I stop pacing, snapping my head up. Lacey’s holding out the television remote, pointing it at the screen. “Are you listening to this?” she asks. She’s frozen still, a bowl of dry Lucky Charms balanced on top of her knees.

“…say that there is no risk of a contagion affecting any of the hospital’s patients at this stage, although no less than three nurses inside St. Peter’s have confirmed a worrying detail. One of the paramedics who answered the emergency nine-one-one request for urgent medical care at the gas station in Burien where the unknown woman mysteriously fell ill, is also displaying the same symptoms. Doctors have no idea what caused the woman’s death, or whether the staff and other patients inside are now at any sort of risk, but hospital administration have placed the building on lockdown, refusing to let anyone in or out. Our sources claim that—”
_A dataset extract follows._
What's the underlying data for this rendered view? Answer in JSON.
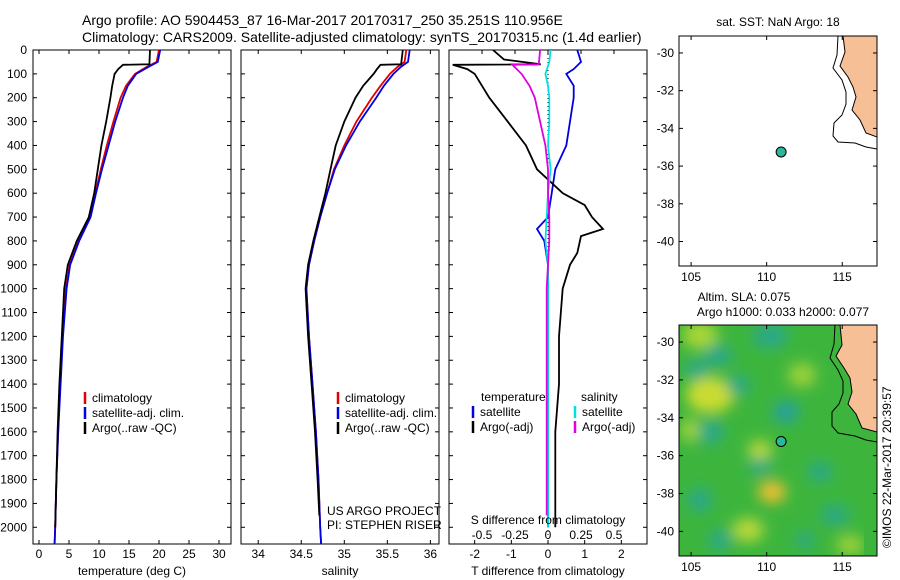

My heart is a jackhammer in my chest. “What the hell?” My voice is steady, but with every passing second the news reporter asks or answers more questions, I can feel a very unpleasant, sick feeling forming in the pit of my stomach. “That’s St. Peter’s?”

“Yeah,” Lacey answers. “There are so many cop cars out there. They think this is some sort of attack. And Sloane’s in there, right?”

“Yeah. Yeah she fucking is.” Lacey’s right about the cop cars; there are four cruisers parked up outside the hospital, visible over the shoulder of the female news reporter. But it’s not the cruisers that have me on edge. It’s the Aston Martin one-77 parked by the emergency entrance.

Charlie Fucking Holsan.

This is another message. Except this one isn’t written on paper. I know him. I know him all too fucking well. This message is going to be written in blood.